Quant Manager AlphaSimplex Goes Long Treasuries in View for 2019
(Bloomberg) -- It’s time to go all-in on U.S. Treasuries.
That’s what Kathryn Kaminski, chief research strategist and portfolio manager at AlphaSimplex Group, is thinking. The statistical trends Kaminski and her team uses, combined with a bullish backdrop that includes the Federal Reserve’s pivot to a more neutral monetary policy, are behind the view for 2019.
“We were very bearish on bonds in the fourth quarter,” Kaminski said at a discussion on Friday sponsored by Natixis Investment Managers in New York for International Women’s Day. This year, the $6.3 billion fund has turned “very bullish” on Treasuries and is acting on that view through long wagers primarily in futures, she said.
Benchmark 10-year Treasuries yield about 2.64 percent, close to the lowest in two months. They’ve dropped from a seven-year high of 3.26 percent in October as slowing global growth has spurred dovish signals from central banks. The yield ended last year at 2.68 percent.
The investment firm’s managed-futures strategy is long 2-, 5-, 10- and ultra-long bond futures, with its models pointing toward lower rates in the short-run, Kaminski said by email Monday.

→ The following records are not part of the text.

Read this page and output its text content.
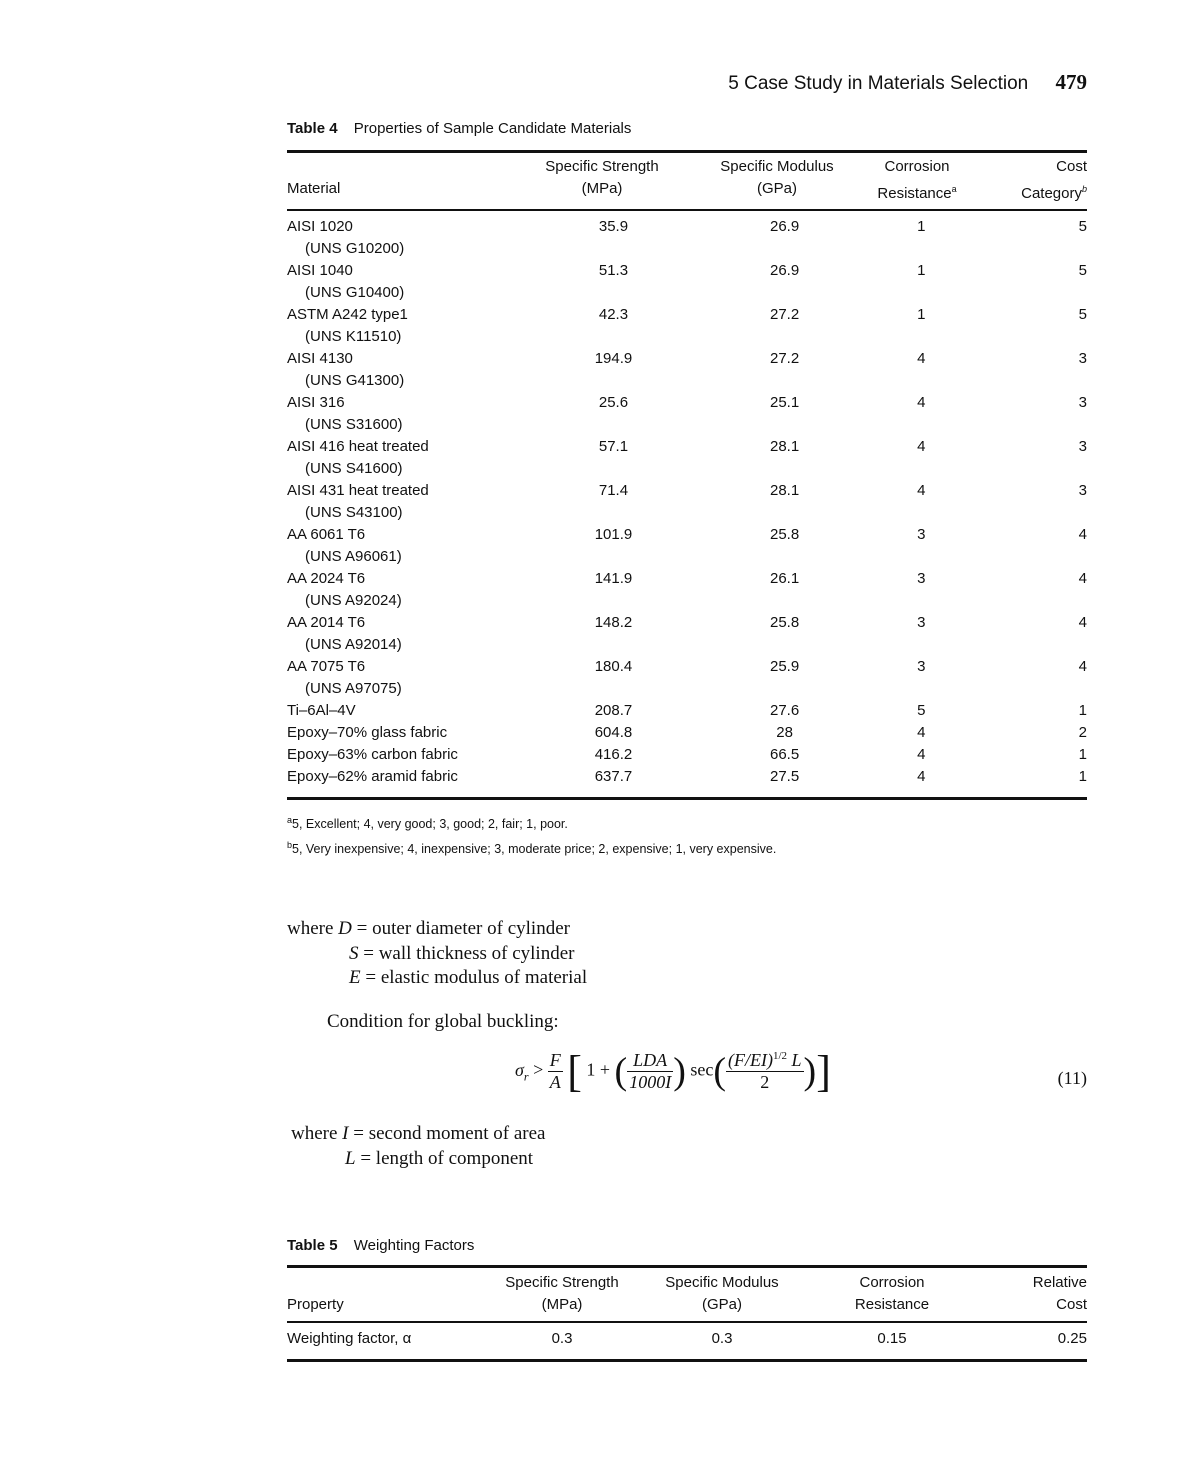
5 Case Study in Materials Selection 479
Table 4 Properties of Sample Candidate Materials
	Specific Strength	Specific Modulus	Corrosion	Cost
Material	(MPa)	(GPa)	Resistance$^a$	Category$^b$
AISI 1020	35.9	26.9	1	5
(UNS G10200)				
AISI 1040	51.3	26.9	1	5
(UNS G10400)				
ASTM A242 type1	42.3	27.2	1	5
(UNS K11510)				
AISI 4130	194.9	27.2	4	3
(UNS G41300)				
AISI 316	25.6	25.1	4	3
(UNS S31600)				
AISI 416 heat treated	57.1	28.1	4	3
(UNS S41600)				
AISI 431 heat treated	71.4	28.1	4	3
(UNS S43100)				
AA 6061 T6	101.9	25.8	3	4
(UNS A96061)				
AA 2024 T6	141.9	26.1	3	4
(UNS A92024)				
AA 2014 T6	148.2	25.8	3	4
(UNS A92014)				
AA 7075 T6	180.4	25.9	3	4
(UNS A97075)				
Ti–6Al–4V	208.7	27.6	5	1
Epoxy–70% glass fabric	604.8	28	4	2
Epoxy–63% carbon fabric	416.2	66.5	4	1
Epoxy–62% aramid fabric	637.7	27.5	4	1
$^a$5, Excellent; 4, very good; 3, good; 2, fair; 1, poor.
$^b$5, Very inexpensive; 4, inexpensive; 3, moderate price; 2, expensive; 1, very expensive.
where D = outer diameter of cylinder
S = wall thickness of cylinder
E = elastic modulus of material
Condition for global buckling:
$\sigma_r > \frac{F}{A}$ [ 1 + ( $\frac{\text{LDA}}{1000I}$ ) $\sec( \frac{(F/EI)^{1/2} L}{2}$ )]	(11)
where I = second moment of area
L = length of component
Table 5 Weighting Factors
	Specific Strength	Specific Modulus	Corrosion	Relative
Property	(MPa)	(GPa)	Resistance	Cost
Weighting factor, α	0.3	0.3	0.15	0.25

AlphaSimplex, an affiliate of Natixis Investment Managers, is a hedge fund started by Massachusetts Institute of Technology Professor Andrew Lo that uses statistical models and quantitative strategies to guide its views.
Last year, the fund was short “almost every asset class,” said Kaminski, who co-authored the book “Trend Following with Managed Futures.” Given the rebound in stocks this year, the Cambridge, Massachusetts-based fund has tempered its wariness toward equities.
It became “somewhat bullish again on equities in February, but the overall conviction level is still moderate in relative terms to what we see in bonds,’’ she said.
Also speaking at the event were Elaine Stokes, a portfolio manager at Natixis affiliate Loomis Sayles & Co., and Marina Gross of Natixis’s portfolio research and consulting group.
Both agreed that the Fed had turned decisively away from a more aggressive tightening stance in the wake of the fourth-quarter turmoil in markets and evidence of a cooling expansion worldwide.
“The Fed said they are paying attention to the markets,’’ Stokes said.
She said it’s become clear that the central bank under Powell is more focused on swings in asset prices than in the past.